According to the Urban Institute, ten percent of those entering U.S. prisons for the first time have already experienced homelessness, and ten percent of those released from prison will find themselves homeless, usually early after re-entry. Accordingly, pre- and post-incarceration homelessness is one of the many factors causing the high rate of both incarceration and recidivism. Bureau of Justice Statistics shows a recidivism rate of 68 percent within three years after release and 78 percent within five years.

It is only when the nation musters the political will to end homelessness and its many causal social blights - poverty, childhood neglect, poor education with high dropout rates, unemployment, drug culture exposure, poor health care including neglected mental illness and substance abuse - that homelessness and mass incarceration in the U.S. can be eliminated.
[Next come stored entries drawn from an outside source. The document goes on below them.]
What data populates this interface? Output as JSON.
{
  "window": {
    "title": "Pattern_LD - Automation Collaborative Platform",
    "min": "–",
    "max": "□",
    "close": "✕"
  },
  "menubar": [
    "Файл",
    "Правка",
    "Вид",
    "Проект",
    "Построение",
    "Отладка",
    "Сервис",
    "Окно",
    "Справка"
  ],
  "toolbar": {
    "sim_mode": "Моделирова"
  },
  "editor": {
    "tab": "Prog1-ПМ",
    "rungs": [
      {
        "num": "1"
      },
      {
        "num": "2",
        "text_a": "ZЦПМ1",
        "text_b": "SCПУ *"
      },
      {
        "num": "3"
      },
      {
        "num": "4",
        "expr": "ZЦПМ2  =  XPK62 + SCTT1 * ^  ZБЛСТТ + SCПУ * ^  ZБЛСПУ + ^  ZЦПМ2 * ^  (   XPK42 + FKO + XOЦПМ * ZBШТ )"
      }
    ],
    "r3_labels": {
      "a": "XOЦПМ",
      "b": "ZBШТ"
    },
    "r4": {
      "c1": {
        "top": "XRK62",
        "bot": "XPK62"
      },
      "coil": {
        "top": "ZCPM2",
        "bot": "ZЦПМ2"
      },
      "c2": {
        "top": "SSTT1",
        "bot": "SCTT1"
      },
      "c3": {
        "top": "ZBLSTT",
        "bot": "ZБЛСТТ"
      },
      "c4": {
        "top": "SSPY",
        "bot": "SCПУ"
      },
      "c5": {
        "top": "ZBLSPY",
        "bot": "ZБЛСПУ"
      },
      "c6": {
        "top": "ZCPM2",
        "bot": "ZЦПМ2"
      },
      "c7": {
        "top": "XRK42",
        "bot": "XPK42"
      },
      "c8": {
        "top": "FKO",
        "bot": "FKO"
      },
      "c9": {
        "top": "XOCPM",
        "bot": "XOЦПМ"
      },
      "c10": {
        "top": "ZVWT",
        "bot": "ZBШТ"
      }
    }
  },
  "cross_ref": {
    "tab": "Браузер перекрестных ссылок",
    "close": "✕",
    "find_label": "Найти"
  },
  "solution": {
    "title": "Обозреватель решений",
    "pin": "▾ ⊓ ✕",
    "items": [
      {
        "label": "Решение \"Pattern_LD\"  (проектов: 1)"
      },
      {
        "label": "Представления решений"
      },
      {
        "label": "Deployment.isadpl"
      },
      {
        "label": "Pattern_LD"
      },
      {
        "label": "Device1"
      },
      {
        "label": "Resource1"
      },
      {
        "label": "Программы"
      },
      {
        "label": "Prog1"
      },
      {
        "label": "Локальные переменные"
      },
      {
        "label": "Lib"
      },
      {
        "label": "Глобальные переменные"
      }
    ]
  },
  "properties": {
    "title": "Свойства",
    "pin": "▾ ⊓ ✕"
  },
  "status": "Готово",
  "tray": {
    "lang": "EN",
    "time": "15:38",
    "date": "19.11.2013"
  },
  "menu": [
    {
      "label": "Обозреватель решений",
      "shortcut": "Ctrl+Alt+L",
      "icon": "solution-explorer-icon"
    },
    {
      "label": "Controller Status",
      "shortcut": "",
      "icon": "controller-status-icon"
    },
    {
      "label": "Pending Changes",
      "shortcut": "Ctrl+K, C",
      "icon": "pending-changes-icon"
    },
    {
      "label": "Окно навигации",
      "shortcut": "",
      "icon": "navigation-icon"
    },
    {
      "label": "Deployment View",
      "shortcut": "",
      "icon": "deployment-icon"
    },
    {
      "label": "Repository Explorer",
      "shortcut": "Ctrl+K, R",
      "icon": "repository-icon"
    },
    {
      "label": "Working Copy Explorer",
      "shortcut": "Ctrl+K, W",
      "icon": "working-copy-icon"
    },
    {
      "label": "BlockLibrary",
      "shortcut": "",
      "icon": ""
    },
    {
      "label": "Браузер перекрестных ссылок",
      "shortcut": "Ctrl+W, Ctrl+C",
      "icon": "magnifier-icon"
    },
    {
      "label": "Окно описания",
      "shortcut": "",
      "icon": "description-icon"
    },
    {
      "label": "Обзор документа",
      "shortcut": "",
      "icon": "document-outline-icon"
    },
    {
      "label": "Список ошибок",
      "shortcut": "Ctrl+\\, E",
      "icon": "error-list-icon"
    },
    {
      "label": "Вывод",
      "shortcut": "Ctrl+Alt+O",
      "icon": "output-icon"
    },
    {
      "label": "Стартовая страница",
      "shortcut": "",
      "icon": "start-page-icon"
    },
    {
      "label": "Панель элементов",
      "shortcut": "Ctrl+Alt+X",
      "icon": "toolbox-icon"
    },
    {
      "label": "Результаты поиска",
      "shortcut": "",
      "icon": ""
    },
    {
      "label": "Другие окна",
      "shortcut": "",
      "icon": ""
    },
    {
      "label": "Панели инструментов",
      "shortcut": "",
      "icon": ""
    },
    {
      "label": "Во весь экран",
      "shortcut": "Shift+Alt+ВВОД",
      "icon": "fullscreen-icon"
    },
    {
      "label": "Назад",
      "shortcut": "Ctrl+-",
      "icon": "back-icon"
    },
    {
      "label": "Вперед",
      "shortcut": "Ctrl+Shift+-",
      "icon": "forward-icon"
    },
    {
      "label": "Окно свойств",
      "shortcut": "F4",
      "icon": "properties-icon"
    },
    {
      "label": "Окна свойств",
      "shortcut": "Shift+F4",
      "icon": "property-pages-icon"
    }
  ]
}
You are invited! We hope you will come and be moved by the exhibit.


Artist’s Statement

“Everyone is touched by the plight of those who are without shelter and the dignity of a place to be, a place that can be called home. These works represent the way an artist responds. I try to create images that reveal human beings keeping their hopes alive by their togetherness, however fragile.

“The small, cramped efforts of individuals huddled together calls for our help and yet their power, despite having little choice, can reinforce our own inner strength.

“The paintings speak for themselves but you will notice the shopping cart as a ‘mobile home.’ The attempt to keep personal belongings close enhances self identity. The birthday ‘celebration,’ the phone call, the park as a touch of nature, the benefits of ‘soup,’ fire, boxes, even an old car as shelter all keep hope alive. The suffering, especially of children, has to be shown and contrasted with those that have. The card game indicates the spirit of play still breathes within. The players of any game act upon a chance to win.